'Sticky chains' promise crash-safe fuel
Chemical engineers have produced an additive for jet fuel that reduces the risk of violent explosions, but - at least in laboratory tests - does not compromise engine function.
They say it could cut the likelihood of fireballs erupting when aircraft and other vehicles crash, or are attacked.
It contains very long polymer molecules which stop the fuel forming tiny, explosive droplets, but break when it flows through pipes - and then rejoin.
It is described in the journal Science.
"Initial engine tests showed no adverse effect on performance and our hope is that these polymers will save lives in fatal crashes in aviation and ground transportation," said lead author Julia Kornfield, of the California Institute of Technology.
Efforts to produce explosion-prevention additives, including a major initiative following a deadly runway collision in Tenerife in 1977, have been hampered by twin problems relating to the chemistry of hydrocarbon fuels.

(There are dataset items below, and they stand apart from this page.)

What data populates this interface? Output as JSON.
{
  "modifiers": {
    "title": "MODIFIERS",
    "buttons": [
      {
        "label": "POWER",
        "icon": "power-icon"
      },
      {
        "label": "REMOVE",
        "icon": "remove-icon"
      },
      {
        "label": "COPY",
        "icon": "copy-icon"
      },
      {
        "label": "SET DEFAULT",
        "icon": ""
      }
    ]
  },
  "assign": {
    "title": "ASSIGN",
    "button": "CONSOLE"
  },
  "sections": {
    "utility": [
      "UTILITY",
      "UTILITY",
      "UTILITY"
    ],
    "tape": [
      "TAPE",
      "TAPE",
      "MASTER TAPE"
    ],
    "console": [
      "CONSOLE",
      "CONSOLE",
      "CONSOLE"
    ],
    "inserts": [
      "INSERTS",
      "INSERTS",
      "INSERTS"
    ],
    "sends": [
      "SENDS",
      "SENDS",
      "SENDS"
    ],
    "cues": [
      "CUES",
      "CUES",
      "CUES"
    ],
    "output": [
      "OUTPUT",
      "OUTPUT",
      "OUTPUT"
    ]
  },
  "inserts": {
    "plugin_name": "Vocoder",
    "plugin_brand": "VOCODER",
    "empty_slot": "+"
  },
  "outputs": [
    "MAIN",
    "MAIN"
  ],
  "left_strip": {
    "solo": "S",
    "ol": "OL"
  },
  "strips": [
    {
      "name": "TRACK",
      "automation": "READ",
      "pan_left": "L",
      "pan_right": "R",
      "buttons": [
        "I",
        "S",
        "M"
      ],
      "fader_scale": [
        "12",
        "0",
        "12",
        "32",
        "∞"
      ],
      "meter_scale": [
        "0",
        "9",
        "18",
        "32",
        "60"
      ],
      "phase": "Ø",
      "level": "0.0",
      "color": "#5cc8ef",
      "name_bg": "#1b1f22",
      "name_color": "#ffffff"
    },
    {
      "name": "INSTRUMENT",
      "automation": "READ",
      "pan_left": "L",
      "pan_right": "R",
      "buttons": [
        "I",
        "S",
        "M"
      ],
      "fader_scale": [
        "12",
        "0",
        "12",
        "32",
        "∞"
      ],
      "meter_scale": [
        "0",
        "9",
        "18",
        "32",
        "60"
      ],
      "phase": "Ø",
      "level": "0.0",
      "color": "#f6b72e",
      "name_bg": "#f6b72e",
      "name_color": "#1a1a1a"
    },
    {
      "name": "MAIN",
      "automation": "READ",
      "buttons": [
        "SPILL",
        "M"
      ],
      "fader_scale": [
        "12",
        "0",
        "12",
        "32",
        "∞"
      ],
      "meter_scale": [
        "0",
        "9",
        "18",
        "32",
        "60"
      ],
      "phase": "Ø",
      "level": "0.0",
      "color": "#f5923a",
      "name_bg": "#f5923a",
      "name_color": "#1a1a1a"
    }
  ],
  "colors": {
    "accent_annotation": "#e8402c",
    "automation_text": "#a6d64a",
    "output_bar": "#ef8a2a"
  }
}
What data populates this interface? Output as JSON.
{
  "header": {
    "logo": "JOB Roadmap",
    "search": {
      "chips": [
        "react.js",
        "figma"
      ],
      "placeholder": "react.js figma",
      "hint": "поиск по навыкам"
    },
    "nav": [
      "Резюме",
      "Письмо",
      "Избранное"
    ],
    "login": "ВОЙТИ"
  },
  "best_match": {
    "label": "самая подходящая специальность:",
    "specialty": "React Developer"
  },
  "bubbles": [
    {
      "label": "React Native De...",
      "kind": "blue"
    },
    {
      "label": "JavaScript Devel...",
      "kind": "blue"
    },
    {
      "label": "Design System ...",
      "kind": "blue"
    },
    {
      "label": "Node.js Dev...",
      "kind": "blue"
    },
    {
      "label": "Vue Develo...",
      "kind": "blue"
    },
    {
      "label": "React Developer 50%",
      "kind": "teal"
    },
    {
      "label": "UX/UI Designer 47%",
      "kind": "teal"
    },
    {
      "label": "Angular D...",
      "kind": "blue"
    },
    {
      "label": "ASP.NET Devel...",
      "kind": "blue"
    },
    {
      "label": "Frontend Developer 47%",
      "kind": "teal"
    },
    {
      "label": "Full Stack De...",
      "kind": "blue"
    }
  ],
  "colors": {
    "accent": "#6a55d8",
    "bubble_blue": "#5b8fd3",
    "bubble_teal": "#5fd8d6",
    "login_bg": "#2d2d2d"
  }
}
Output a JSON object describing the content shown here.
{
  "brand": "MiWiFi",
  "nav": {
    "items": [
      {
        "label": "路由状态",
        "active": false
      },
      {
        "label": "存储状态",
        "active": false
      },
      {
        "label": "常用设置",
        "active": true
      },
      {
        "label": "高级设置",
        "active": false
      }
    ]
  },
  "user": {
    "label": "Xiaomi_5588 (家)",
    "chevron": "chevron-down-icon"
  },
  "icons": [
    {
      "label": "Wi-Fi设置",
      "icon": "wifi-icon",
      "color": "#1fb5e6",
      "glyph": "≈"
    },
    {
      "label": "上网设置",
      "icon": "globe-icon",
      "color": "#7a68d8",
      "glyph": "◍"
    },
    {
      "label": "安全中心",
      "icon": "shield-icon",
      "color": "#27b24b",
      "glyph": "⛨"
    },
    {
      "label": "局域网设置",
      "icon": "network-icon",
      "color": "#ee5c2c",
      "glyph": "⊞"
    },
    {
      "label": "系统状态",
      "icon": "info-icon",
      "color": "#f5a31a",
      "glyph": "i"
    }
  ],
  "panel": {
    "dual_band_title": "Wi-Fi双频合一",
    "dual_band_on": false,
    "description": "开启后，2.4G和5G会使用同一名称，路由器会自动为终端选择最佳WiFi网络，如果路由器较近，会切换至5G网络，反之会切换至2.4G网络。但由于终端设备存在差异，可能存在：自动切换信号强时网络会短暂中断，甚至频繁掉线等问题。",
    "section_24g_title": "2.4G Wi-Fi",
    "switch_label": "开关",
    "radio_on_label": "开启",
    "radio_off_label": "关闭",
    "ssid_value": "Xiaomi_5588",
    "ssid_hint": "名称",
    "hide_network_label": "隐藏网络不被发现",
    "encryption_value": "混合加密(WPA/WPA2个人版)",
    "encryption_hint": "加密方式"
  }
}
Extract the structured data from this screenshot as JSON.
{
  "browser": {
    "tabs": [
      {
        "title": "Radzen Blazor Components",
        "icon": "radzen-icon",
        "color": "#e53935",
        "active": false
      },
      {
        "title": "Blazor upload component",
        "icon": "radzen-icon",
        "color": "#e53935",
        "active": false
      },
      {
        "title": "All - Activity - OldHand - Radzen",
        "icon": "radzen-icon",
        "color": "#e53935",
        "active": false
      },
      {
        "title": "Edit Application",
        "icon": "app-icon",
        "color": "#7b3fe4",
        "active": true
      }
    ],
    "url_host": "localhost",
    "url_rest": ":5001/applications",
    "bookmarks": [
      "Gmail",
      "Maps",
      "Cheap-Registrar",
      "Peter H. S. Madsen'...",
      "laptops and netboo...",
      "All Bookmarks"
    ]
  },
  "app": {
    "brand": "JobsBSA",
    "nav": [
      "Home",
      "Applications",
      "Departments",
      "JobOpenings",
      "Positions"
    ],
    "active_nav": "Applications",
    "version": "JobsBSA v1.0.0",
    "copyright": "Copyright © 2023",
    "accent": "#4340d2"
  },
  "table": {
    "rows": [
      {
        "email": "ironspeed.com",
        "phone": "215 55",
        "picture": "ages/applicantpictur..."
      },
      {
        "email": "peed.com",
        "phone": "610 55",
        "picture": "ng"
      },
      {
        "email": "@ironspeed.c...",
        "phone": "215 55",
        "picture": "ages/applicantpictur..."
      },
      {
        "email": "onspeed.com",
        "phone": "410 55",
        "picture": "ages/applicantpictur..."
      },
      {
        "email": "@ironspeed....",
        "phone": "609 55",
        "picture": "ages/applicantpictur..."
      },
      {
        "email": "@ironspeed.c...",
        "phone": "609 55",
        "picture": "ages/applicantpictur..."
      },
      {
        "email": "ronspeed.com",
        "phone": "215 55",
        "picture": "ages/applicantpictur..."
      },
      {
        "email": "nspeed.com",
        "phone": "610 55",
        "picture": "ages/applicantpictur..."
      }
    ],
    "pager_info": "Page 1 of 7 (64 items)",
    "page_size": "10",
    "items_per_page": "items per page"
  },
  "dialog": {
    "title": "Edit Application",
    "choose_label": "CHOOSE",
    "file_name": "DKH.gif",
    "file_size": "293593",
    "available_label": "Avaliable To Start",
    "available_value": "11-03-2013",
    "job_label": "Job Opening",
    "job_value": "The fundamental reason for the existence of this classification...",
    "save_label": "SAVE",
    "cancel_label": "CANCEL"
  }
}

The obvious choice for such an additive is a long, chain-like molecule, which causes the liquid to hang together in bigger, less flammable droplets. But a fuel also has to be pumped and filtered and these forces readily tear up those long molecules into smaller, ineffective fragments - and, crucially, if the polymer remains intact and resists those forces, then it will probably hamper fuel handling or engine performance.
Prof Kornfield and her colleagues have solved this dilemma by designing very long "megasupramolecules" that break up when the fuel flows through pipelines, but then reassemble.
This rebuilding occurs thanks to "sticky ends" which the team designed in a theoretical model, before manufacturing and testing the additive. This design was no easy task, because the snapped ends must join back together to make long, straight chains, without forming circular molecules.
Once they had a polymer that looked promising, the team added it to both diesel and jet fuel and tested how well it prevented explosions - both before and after putting it through a fuel pump 50 times.
The results were promising.
"We shot a projectile at 140mph (225km/h) at a small fuel tank and observed the resulting mist using high-speed imaging," said Prof Kornfield, who worked with collaborators at the Jet Propulsion Laboratory in Pasadena to develop the tests.
"We had three continuously burning propane torches deliberately in the path of the mist to make sure that it would ignite."
In fuel treated with a small quantity of megasupramolecules, the droplets in the mist were bigger and any tiny ignitions quickly extinguished themselves - whereas the untreated fuel, predictably, turned almost instantly into a fireball.
Tests in generator motors and a diesel engine showed that the fuel was just as efficient with the additive and even produced less soot than untreated diesel.
The team is still investigating how the molecules might affect regular petrol - which, because of its very low flashpoint, is particularly explosive. But Prof Kornfield said they were "cautiously optimistic".
If future development goes well, she added, the additive could be available for commercial use in two years, for diesel fuel, and five to seven years for aviation fuel.
Andrew Cooper, a chemistry professor at the University of Liverpool, said that engineering a new additive based on the principles of polymer chemistry was "an interesting take" on the problem - and that carrying the concept from design through to testing was impressive.
"It's a nice example of basic polymer physics and polymer chemistry translating into something that is, in principle, very useful," he told the BBC.